Publié en ligne le 19 août 2008 - Rationalisme -
SPS n° 266

Toute profession a ses charlatans...

Aucun astrologue n’avait prévu le tsunami qui a dévasté l’Asie en décembre dernier. Enfin, aucun astrologue ne l’a encore prévu à ce jour. Mais ne doutons pas que certains, faisant l’exégèse de leurs propres écrits, nous affirmeront bientôt que la prédiction était bien là. Comme le précise un de ces praticiens 1 : « c’est souvent a posteriori que l’on comprend, en voyant toutes ces énergies planétaires en présence, ce qui s’est passé. ». Surveillons donc les mises à jour du site de notre astrologue nationale, Élizabeth Teissier.

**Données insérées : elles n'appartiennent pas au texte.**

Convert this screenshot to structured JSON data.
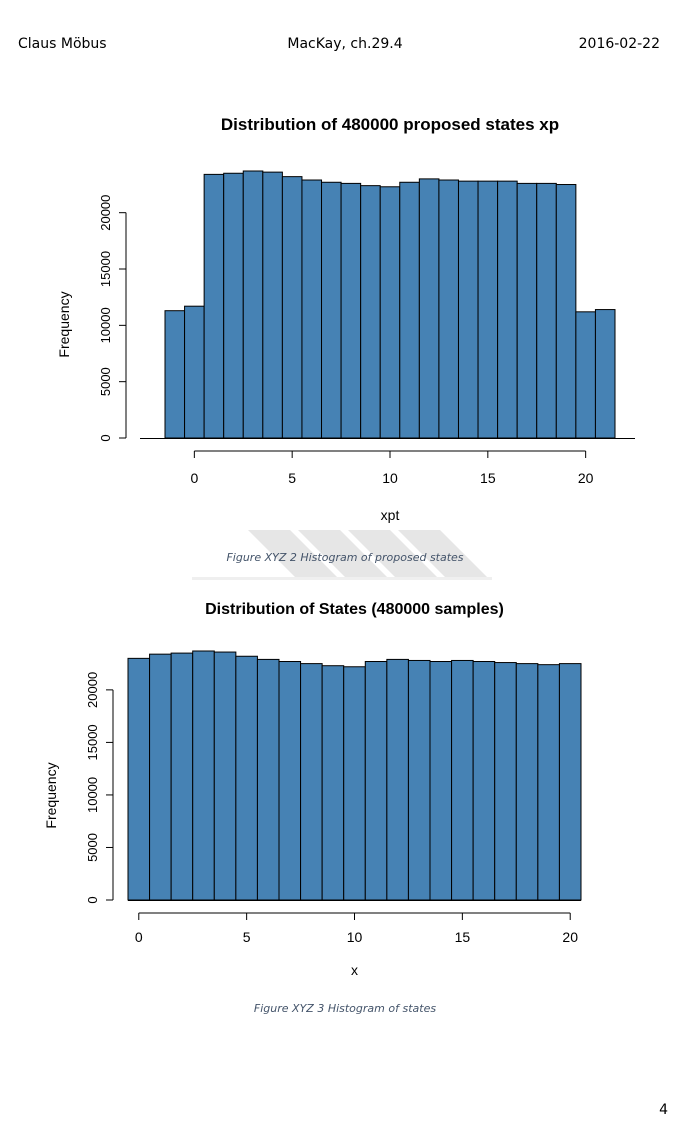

Effectivement, une mise à jour serait bien utile : dans la partie en langue anglaise de son site, un long article, sans doute écrit au début du mois d’octobre 2005, s’intéresse à l’élection présidentielle américaine. Le titre est sans ambiguïté : « US elections : an irresistible ascension shlould lead John Kerry to a close call victory ». Décidément, le Mercure en trigone des Bush pose un problème insurmontable pour Élizabeth Teissier : déjà en 1992, elle avait prédit la réélection de Bush père… Clinton l’avait emporté. Le thème astral de la famille Bush semble poser un problème fondamental en astrologie…

Élisabeth Teissier, marque déposée

Ainsi donc, Élizabeth Teissier vient d’ouvrir une section de son site en anglais 2. Le marché est international, mais il convient de mettre utilement en garde le chaland contre les contrefaçons. L’internaute est donc accueilli par la fameuse citation d’Einstein, un faux où l’astrologue fait dire au célèbre physicien sa dette envers l’astrologie « illuminatrice », suivi d’un avertissement 3 : « J’attire votre attention sur le fait que divers lobbies scientistes, obscurs groupuscules ou fanatiques anti-astrologie, font scandaleusement – et illégalement – usage de mon nom dans leur sites, voire dans leurs métabalises pour se faire connaître. Ces “scientiflics” semblent n’avoir pour but que de s’acharner contre “l’art royal des astres”, ils ne savent pas que leur combat (d’arrière-garde) est perdu d’avance. C’est Victor Hugo qui a dit : “Rien ne peut arrêter une idée dont le temps est venu” ».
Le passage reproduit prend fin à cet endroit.